F R O M O U R R E A D E R S
Opening Our Hearts
I want to thank all the retractors who have had the courage to tell us
their stories through this newsletter. Many of us have had real
trouble understanding both how this could have happened and why it is
impossible to talk sensibly to the accusers. Explanations from
retractors are a real help.
While, I am a "non-accusing sibling" myself, I can really see how
my twin sister got into this.
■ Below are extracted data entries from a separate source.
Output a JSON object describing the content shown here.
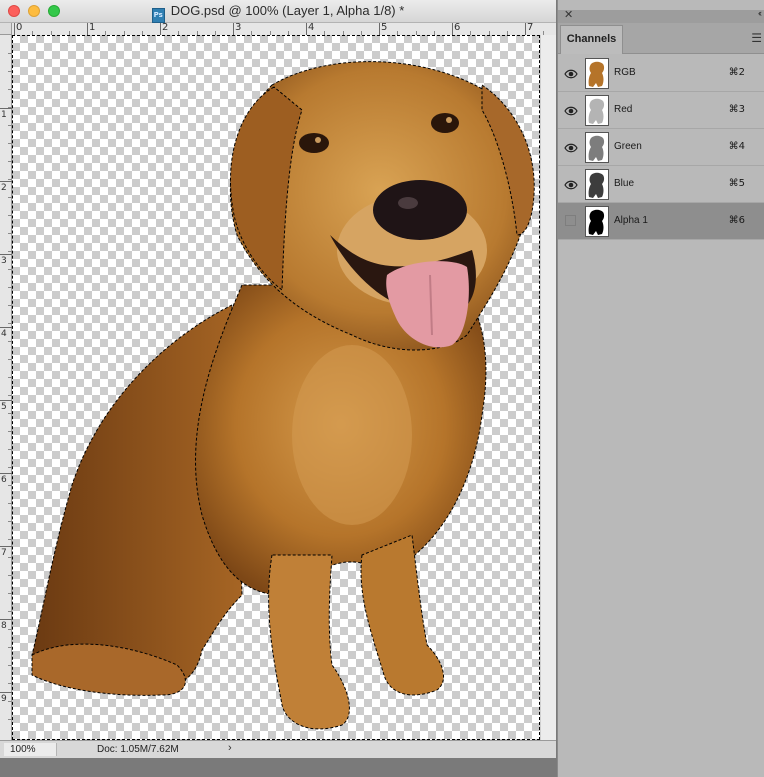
{
  "window": {
    "title": "DOG.psd @ 100% (Layer 1, Alpha 1/8) *",
    "file_icon": "ps-file-icon"
  },
  "ruler": {
    "horizontal_labels": [
      "0",
      "1",
      "2",
      "3",
      "4",
      "5",
      "6",
      "7"
    ],
    "vertical_labels": [
      "1",
      "2",
      "3",
      "4",
      "5",
      "6",
      "7",
      "8",
      "9"
    ]
  },
  "status": {
    "zoom": "100%",
    "doc_size": "Doc: 1.05M/7.62M",
    "arrow": "›"
  },
  "panel": {
    "tab_label": "Channels",
    "menu_icon": "panel-menu-icon",
    "channels": [
      {
        "name": "RGB",
        "shortcut": "⌘2",
        "visible": true,
        "thumb": "color",
        "selected": false
      },
      {
        "name": "Red",
        "shortcut": "⌘3",
        "visible": true,
        "thumb": "light-gray",
        "selected": false
      },
      {
        "name": "Green",
        "shortcut": "⌘4",
        "visible": true,
        "thumb": "mid-gray",
        "selected": false
      },
      {
        "name": "Blue",
        "shortcut": "⌘5",
        "visible": true,
        "thumb": "dark-gray",
        "selected": false
      },
      {
        "name": "Alpha 1",
        "shortcut": "⌘6",
        "visible": false,
        "thumb": "silhouette",
        "selected": true
      }
    ]
  },
  "colors": {
    "dog_fur": "#b8772a",
    "panel_bg": "#b9b9b9",
    "active_row": "#8e8e8e"
  }
}
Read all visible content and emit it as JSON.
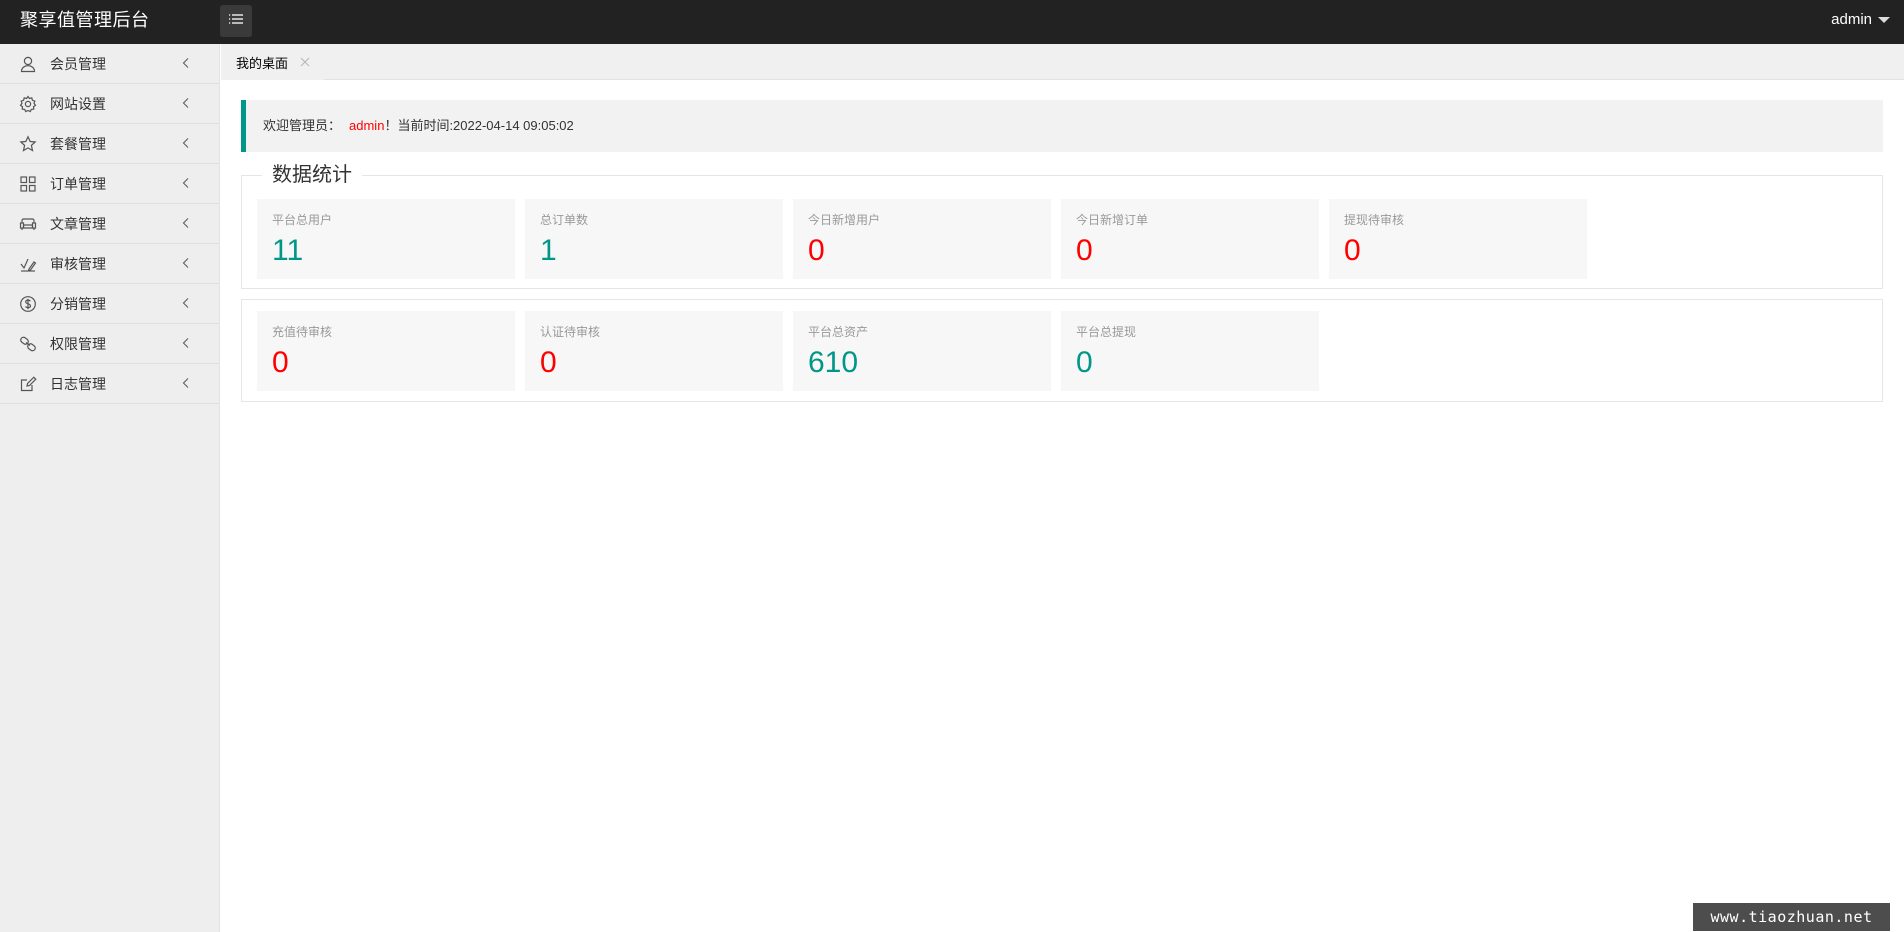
{
  "header": {
    "app_title": "聚享值管理后台",
    "menu_toggle_icon": "list-icon",
    "user_name": "admin"
  },
  "sidebar": {
    "items": [
      {
        "label": "会员管理",
        "icon": "user-icon"
      },
      {
        "label": "网站设置",
        "icon": "gear-icon"
      },
      {
        "label": "套餐管理",
        "icon": "star-icon"
      },
      {
        "label": "订单管理",
        "icon": "grid-icon"
      },
      {
        "label": "文章管理",
        "icon": "sofa-icon"
      },
      {
        "label": "审核管理",
        "icon": "check-pen-icon"
      },
      {
        "label": "分销管理",
        "icon": "dollar-icon"
      },
      {
        "label": "权限管理",
        "icon": "link-icon"
      },
      {
        "label": "日志管理",
        "icon": "edit-icon"
      }
    ]
  },
  "tabs": [
    {
      "label": "我的桌面",
      "closable": true
    }
  ],
  "welcome": {
    "prefix": "欢迎管理员：",
    "user": "admin",
    "suffix": "！当前时间:2022-04-14 09:05:02"
  },
  "stats": {
    "legend": "数据统计",
    "row1": [
      {
        "label": "平台总用户",
        "value": "11",
        "color": "#009688"
      },
      {
        "label": "总订单数",
        "value": "1",
        "color": "#009688"
      },
      {
        "label": "今日新增用户",
        "value": "0",
        "color": "#ff0000"
      },
      {
        "label": "今日新增订单",
        "value": "0",
        "color": "#ff0000"
      },
      {
        "label": "提现待审核",
        "value": "0",
        "color": "#ff0000"
      }
    ],
    "row2": [
      {
        "label": "充值待审核",
        "value": "0",
        "color": "#ff0000"
      },
      {
        "label": "认证待审核",
        "value": "0",
        "color": "#ff0000"
      },
      {
        "label": "平台总资产",
        "value": "610",
        "color": "#009688"
      },
      {
        "label": "平台总提现",
        "value": "0",
        "color": "#009688"
      }
    ]
  },
  "colors": {
    "accent": "#009688",
    "alert": "#ff0000",
    "topbar": "#222222"
  },
  "watermark": "www.tiaozhuan.net"
}
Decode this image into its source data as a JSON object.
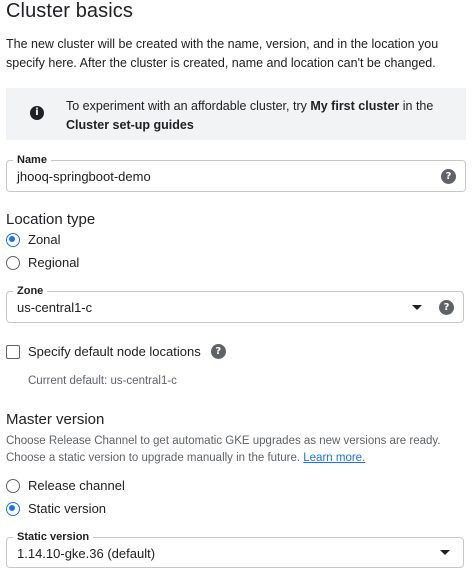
{
  "header": {
    "title": "Cluster basics",
    "description": "The new cluster will be created with the name, version, and in the location you specify here. After the cluster is created, name and location can't be changed."
  },
  "info": {
    "icon": "info-icon",
    "text_before": "To experiment with an affordable cluster, try ",
    "text_bold_1": "My first cluster",
    "text_middle": " in the ",
    "text_bold_2": "Cluster set-up guides"
  },
  "name_field": {
    "label": "Name",
    "value": "jhooq-springboot-demo",
    "help_icon": "help-icon"
  },
  "location_type": {
    "heading": "Location type",
    "options": [
      {
        "label": "Zonal",
        "selected": true
      },
      {
        "label": "Regional",
        "selected": false
      }
    ]
  },
  "zone_field": {
    "label": "Zone",
    "value": "us-central1-c",
    "help_icon": "help-icon"
  },
  "node_locations": {
    "label": "Specify default node locations",
    "checked": false,
    "help_icon": "help-icon",
    "current_default": "Current default: us-central1-c"
  },
  "master_version": {
    "heading": "Master version",
    "description": "Choose Release Channel to get automatic GKE upgrades as new versions are ready. Choose a static version to upgrade manually in the future. ",
    "learn_more": "Learn more.",
    "options": [
      {
        "label": "Release channel",
        "selected": false
      },
      {
        "label": "Static version",
        "selected": true
      }
    ]
  },
  "static_version_field": {
    "label": "Static version",
    "value": "1.14.10-gke.36 (default)"
  },
  "colors": {
    "accent": "#1a73e8",
    "info_bg": "#f1f3f4",
    "muted_text": "#5f6368"
  }
}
All it takes is a period of crisis, The
Courage to Heal and a "supportive" therapist. I was in crisis when my
sister gave me The Courage to Heal. For a few days I dabbled on the
fringes of this quicksand into Hell. By the grace of God (and I mean
this seriously) my therapist was not supportive. In fact, she was the
kind of therapist survivors are warned against. She told me it was
rare for people to forget abuse.
But I am surely as suggestible as my identical twin. I was in a bad
way. If my therapist had suggested abuse, I would have believed
her. This therapy not only tells you you were an abused, neglected
lump of misery as a child, it "empowers" you to experience first-hand
agony and terror often far exceeding what genuinely abused children
suffer. Michael in the last Newsletter spoke of nightmares. For my
sister there were the voices -- voices she identified as our parents
telling her to cut herself, to burn herself, to kill herself. She
tried all three. Only when she broke off contact with my parents was
she able to still those voices. And all the logic, all the pleas for
simple justice, at this point cannot convince her that these voices
were of her own making, not of our parents.
To the victim of this kind of therapy, it must seem a travesty to
suggest that all this pain was totally unnecessary, was for nothing.
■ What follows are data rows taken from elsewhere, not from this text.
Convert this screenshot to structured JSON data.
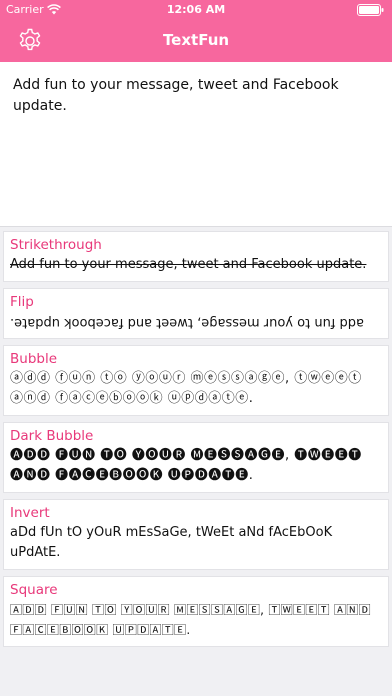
{
  "status_bar": {
    "carrier": "Carrier",
    "time": "12:06 AM",
    "wifi_icon": "wifi-icon",
    "battery_icon": "battery-icon"
  },
  "nav": {
    "title": "TextFun",
    "settings_icon": "gear-icon"
  },
  "colors": {
    "accent": "#f7679e",
    "card_title": "#e8387a",
    "background": "#f0f0f3"
  },
  "input": {
    "value": "Add fun to your message, tweet and Facebook update."
  },
  "styles": [
    {
      "title": "Strikethrough",
      "text": "Add fun to your message, tweet and Facebook update."
    },
    {
      "title": "Flip",
      "text": "add fun to your message, tweet and facebook update."
    },
    {
      "title": "Bubble",
      "text": "ⓐⓓⓓ ⓕⓤⓝ ⓣⓞ ⓨⓞⓤⓡ ⓜⓔⓢⓢⓐⓖⓔ, ⓣⓦⓔⓔⓣ ⓐⓝⓓ ⓕⓐⓒⓔⓑⓞⓞⓚ ⓤⓟⓓⓐⓣⓔ."
    },
    {
      "title": "Dark Bubble",
      "text": "🅐🅓🅓 🅕🅤🅝 🅣🅞 🅨🅞🅤🅡 🅜🅔🅢🅢🅐🅖🅔, 🅣🅦🅔🅔🅣 🅐🅝🅓 🅕🅐🅒🅔🅑🅞🅞🅚 🅤🅟🅓🅐🅣🅔."
    },
    {
      "title": "Invert",
      "text": "aDd fUn tO yOuR mEsSaGe, tWeEt aNd fAcEbOoK uPdAtE."
    },
    {
      "title": "Square",
      "text": "🄰🄳🄳 🄵🅄🄽 🅃🄾 🅈🄾🅄🅁 🄼🄴🅂🅂🄰🄶🄴, 🅃🅆🄴🄴🅃 🄰🄽🄳 🄵🄰🄲🄴🄱🄾🄾🄺 🅄🄿🄳🄰🅃🄴."
    }
  ]
}
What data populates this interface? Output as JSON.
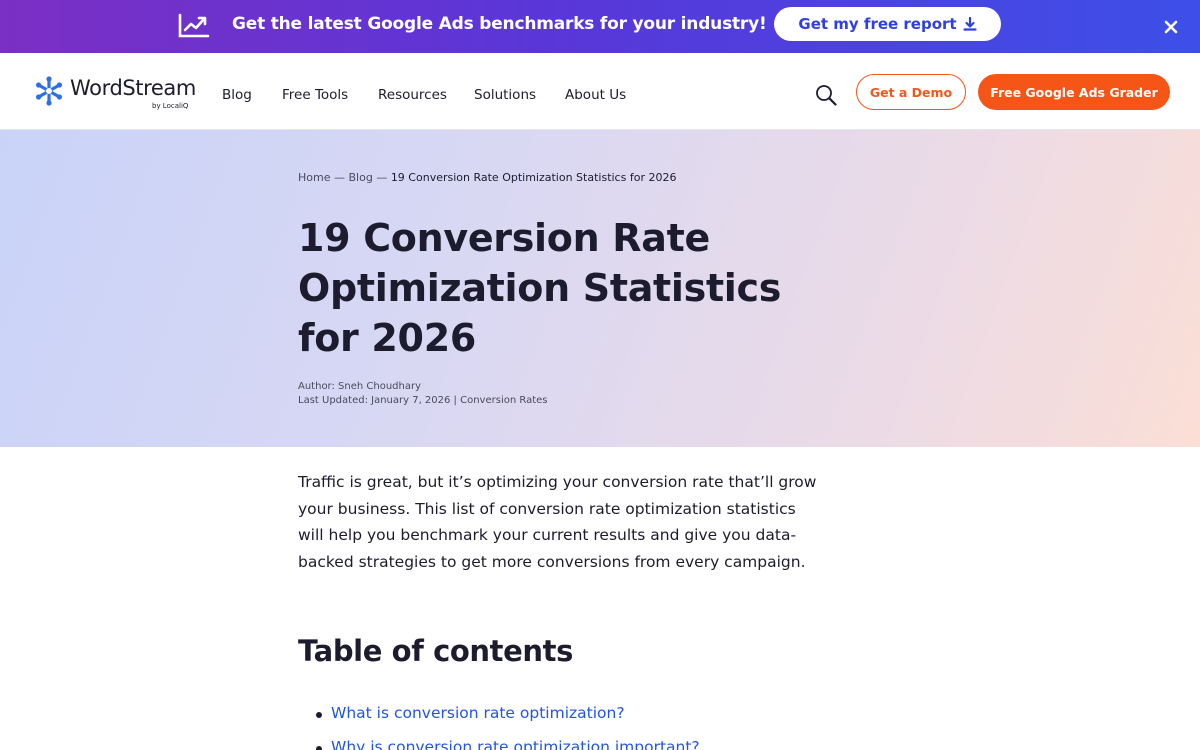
{
  "promo": {
    "text": "Get the latest Google Ads benchmarks for your industry!",
    "cta_label": "Get my free report",
    "icon": "trend-chart-icon",
    "close_icon": "close-icon",
    "background_from": "#7b2fc4",
    "background_to": "#3d4fe8"
  },
  "header": {
    "logo_text": "WordStream",
    "logo_subtext": "by LocaliQ",
    "nav": [
      "Blog",
      "Free Tools",
      "Resources",
      "Solutions",
      "About Us"
    ],
    "search_icon": "search-icon",
    "demo_label": "Get a Demo",
    "grader_label": "Free Google Ads Grader",
    "accent_color": "#f55516"
  },
  "hero": {
    "breadcrumb": {
      "home": "Home",
      "separator": "—",
      "blog": "Blog",
      "current": "19 Conversion Rate Optimization Statistics for 2026"
    },
    "title": "19 Conversion Rate Optimization Statistics for 2026",
    "author_line": "Author: Sneh Choudhary",
    "updated_prefix": "Last Updated: January 7, 2026 | ",
    "category": "Conversion Rates"
  },
  "article": {
    "intro": "Traffic is great, but it’s optimizing your conversion rate that’ll grow your business. This list of conversion rate optimization statistics will help you benchmark your current results and give you data-backed strategies to get more conversions from every campaign.",
    "toc_heading": "Table of contents",
    "toc_items": [
      "What is conversion rate optimization?",
      "Why is conversion rate optimization important?"
    ],
    "link_color": "#2256e0"
  }
}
Our lost children, brothers and sisters did not become accusers out of
spite, malice or stupidity. These are intelligent vulnerable people.
The only rope we can throw them is our unending love. It may well be
that in some cases "tough love" -- requiring apologies and
recantations -- is best. It may be that this kind of stout-hearted
sticking to principles is the way love is shown in your family. It may
be this is exactly the kind of rope your family needs. I think it is
essential that families not perjure their honest feelings.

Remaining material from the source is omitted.